鶏卵価格の下落について。

 鶏卵は人類にとって貴重な食料であるが、その価格の変動は食料の需要と供給のバランスに影響を与える重要な問題である。昨年はウクライナ情勢と鳥インフルエンザによって、鶏卵の生産が減少し、需要が供給を上回る状況に陥った。
 その結果、店頭の価格は昨年の4、5月に高騰し、1パック(10個)190円前後だったものが350円にも跳ね上がった。すると、需要は大幅に減少し、加工業者や消費者は高価な鶏卵に代わる輸入品や代替品を探したが、それでも不足感は解消されなかった。
 実際には、鳥インフルエンザは発生した養鶏場だけで感染を抑制することができたため、生産はそれほど低下しなかった。しかし、インフレの趨勢に乗ろうとする動きや生産調整の要請があり、生産者はすぐに対応できなかったので、多くの鶏卵が廃棄されたという。牛乳も同様で、生産調整のため一時は牛を殺せと言われて一騒ぎが持ち上がった。また牛乳を廃棄するくらいならチーズなどの加工品にすれば良いという声が高かった。
 今年に入ってからは、鳥インフルエンザが収束し、生産者の努力で生産が回復した。しかし、値上がりしすぎて買えなくなったままの需要は回復せず、供給が上回る状況となった。2月には1パック200円前後まで価格が下落し、再び業界は生産抑制を呼びかけている。
 別の視点からも気になる点がある。これは鶏卵と同様と言えるかどうかは分からないし、自分で買い物をしない自分の感覚であるから錯覚かもしれない。大抵のスーパーの入り口の正面は果物コーナーで、現在はリンゴ、ミカン、イチゴ、バナナが山のように積まれて、華やかな装いで買い物客を迎える。
 イチゴやバナナは季節問わず並ぶが、リンゴは今が最盛期か、この1カ月ほど大ぶりの見事なリンゴが果物コーナーの真ん中を占めている。産地は青森県や秋田県や長野県が多く、価格はほぼ同じで、リンゴ1個当たり150円から250円もする。果物はすでに贅沢品となったのだろうか。果物専門店なら良いだろうが、庶民相手のスーパーにしては高価な特産品ばかりを扱っているように思えて違和感を覚える。

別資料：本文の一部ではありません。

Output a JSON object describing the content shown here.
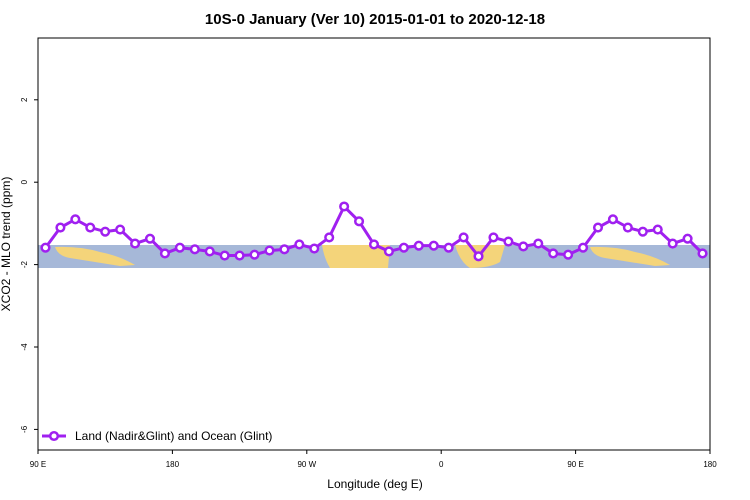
{
  "chart_data": {
    "type": "line",
    "title": "10S-0 January (Ver 10)   2015-01-01 to 2020-12-18",
    "x_label": "Longitude (deg E)",
    "y_label": "XCO2 - MLO trend (ppm)",
    "x": [
      95,
      105,
      115,
      125,
      135,
      145,
      155,
      165,
      175,
      185,
      195,
      205,
      215,
      225,
      235,
      245,
      255,
      265,
      275,
      285,
      295,
      305,
      315,
      325,
      335,
      345,
      355,
      365,
      375,
      385,
      395,
      405,
      415,
      425,
      435,
      445,
      455,
      465,
      475,
      485,
      495,
      505,
      515,
      525,
      535
    ],
    "series": [
      {
        "name": "Land (Nadir&Glint) and Ocean (Glint)",
        "color": "#a020f0",
        "values": [
          -1.59,
          -1.1,
          -0.9,
          -1.1,
          -1.2,
          -1.15,
          -1.49,
          -1.37,
          -1.73,
          -1.59,
          -1.63,
          -1.68,
          -1.78,
          -1.78,
          -1.76,
          -1.66,
          -1.63,
          -1.51,
          -1.61,
          -1.34,
          -0.59,
          -0.95,
          -1.51,
          -1.68,
          -1.59,
          -1.54,
          -1.54,
          -1.59,
          -1.34,
          -1.8,
          -1.34,
          -1.44,
          -1.56,
          -1.49,
          -1.73,
          -1.76,
          -1.59,
          -1.1,
          -0.9,
          -1.1,
          -1.2,
          -1.15,
          -1.49,
          -1.37,
          -1.73
        ]
      }
    ],
    "xlim": [
      90,
      540
    ],
    "xticks": [
      {
        "value": 90,
        "label": "90 E"
      },
      {
        "value": 180,
        "label": "180"
      },
      {
        "value": 270,
        "label": "90 W"
      },
      {
        "value": 360,
        "label": "0"
      },
      {
        "value": 450,
        "label": "90 E"
      },
      {
        "value": 540,
        "label": "180"
      }
    ],
    "ylim": [
      -6.5,
      3.5
    ],
    "yticks": [
      2,
      0,
      -2,
      -4,
      -6
    ],
    "legend": "bottom-left"
  }
}
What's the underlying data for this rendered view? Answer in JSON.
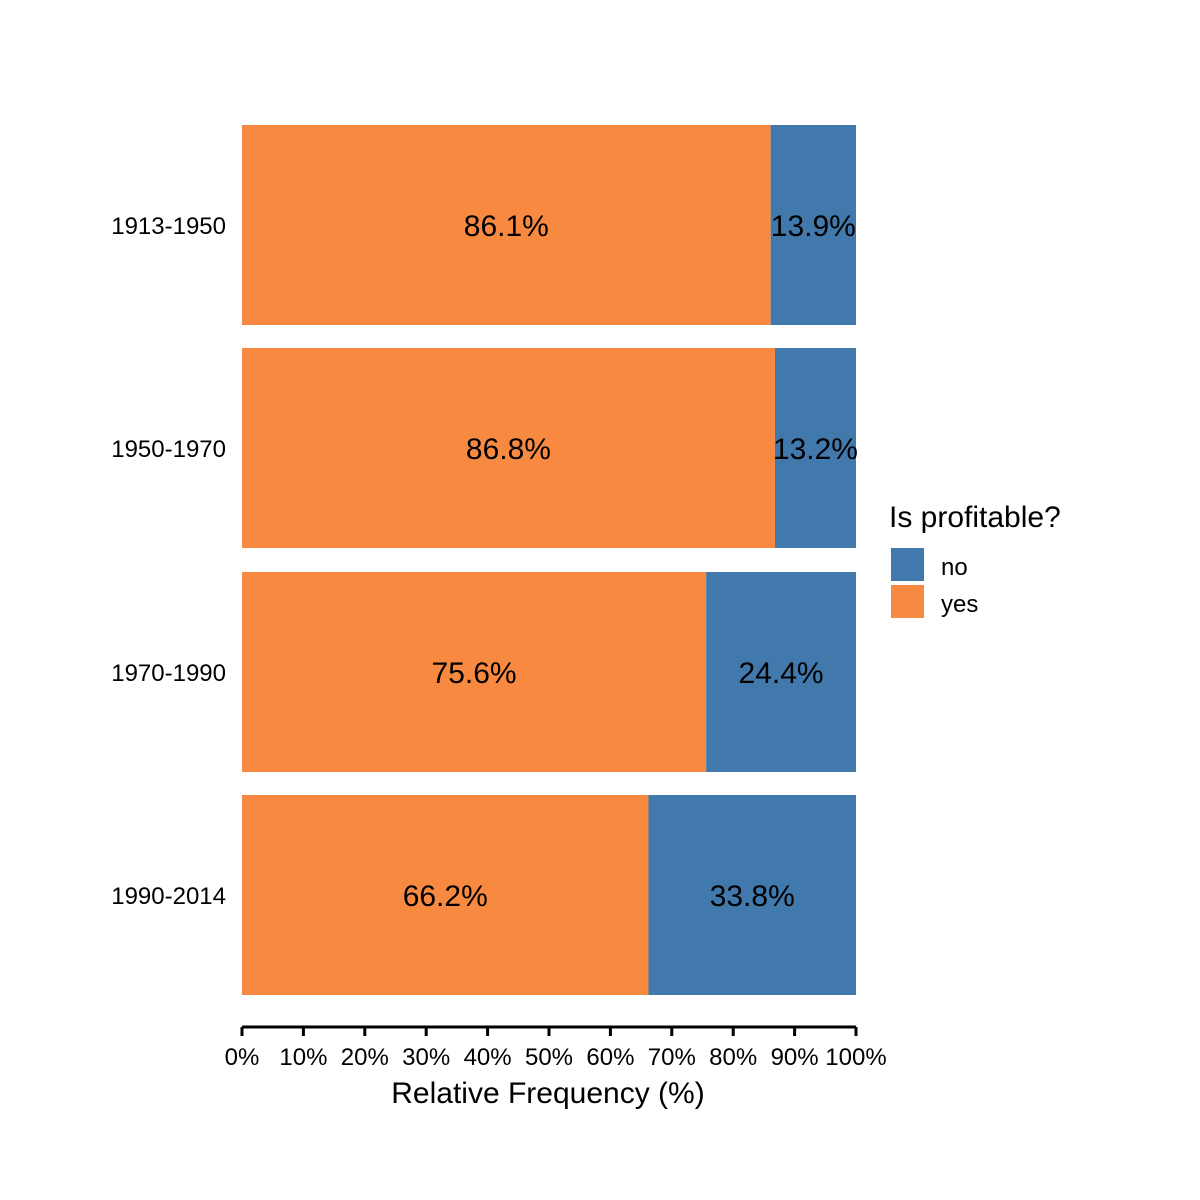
{
  "chart_data": {
    "type": "bar",
    "orientation": "horizontal",
    "stacked": true,
    "categories": [
      "1913-1950",
      "1950-1970",
      "1970-1990",
      "1990-2014"
    ],
    "series": [
      {
        "name": "yes",
        "color": "#F88941",
        "values": [
          86.1,
          86.8,
          75.6,
          66.2
        ],
        "labels": [
          "86.1%",
          "86.8%",
          "75.6%",
          "66.2%"
        ]
      },
      {
        "name": "no",
        "color": "#4279AC",
        "values": [
          13.9,
          13.2,
          24.4,
          33.8
        ],
        "labels": [
          "13.9%",
          "13.2%",
          "24.4%",
          "33.8%"
        ]
      }
    ],
    "xlabel": "Relative Frequency (%)",
    "ylabel": "",
    "xlim": [
      0,
      100
    ],
    "x_ticks": [
      "0%",
      "10%",
      "20%",
      "30%",
      "40%",
      "50%",
      "60%",
      "70%",
      "80%",
      "90%",
      "100%"
    ],
    "grid": false,
    "legend": {
      "title": "Is profitable?",
      "placement": "right",
      "entries": [
        {
          "name": "no",
          "color": "#4279AC"
        },
        {
          "name": "yes",
          "color": "#F88941"
        }
      ]
    }
  }
}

 案の定、買い物客を見ると、果物コーナーを素通りする人が多く、果物をカートに入れる人は少なく、また果物の補充や詰め替えをしている店員の姿をみたことがない。以前は1個50、60円のリンゴがこれほども値上がりしては普通の人は買わない。レジに並んでいる買い物客のカゴに入っているのは、主に食パン、魚や肉や野菜で、ほとんど果物は見ない。   
 思い違いならいいけど、気になったので一言。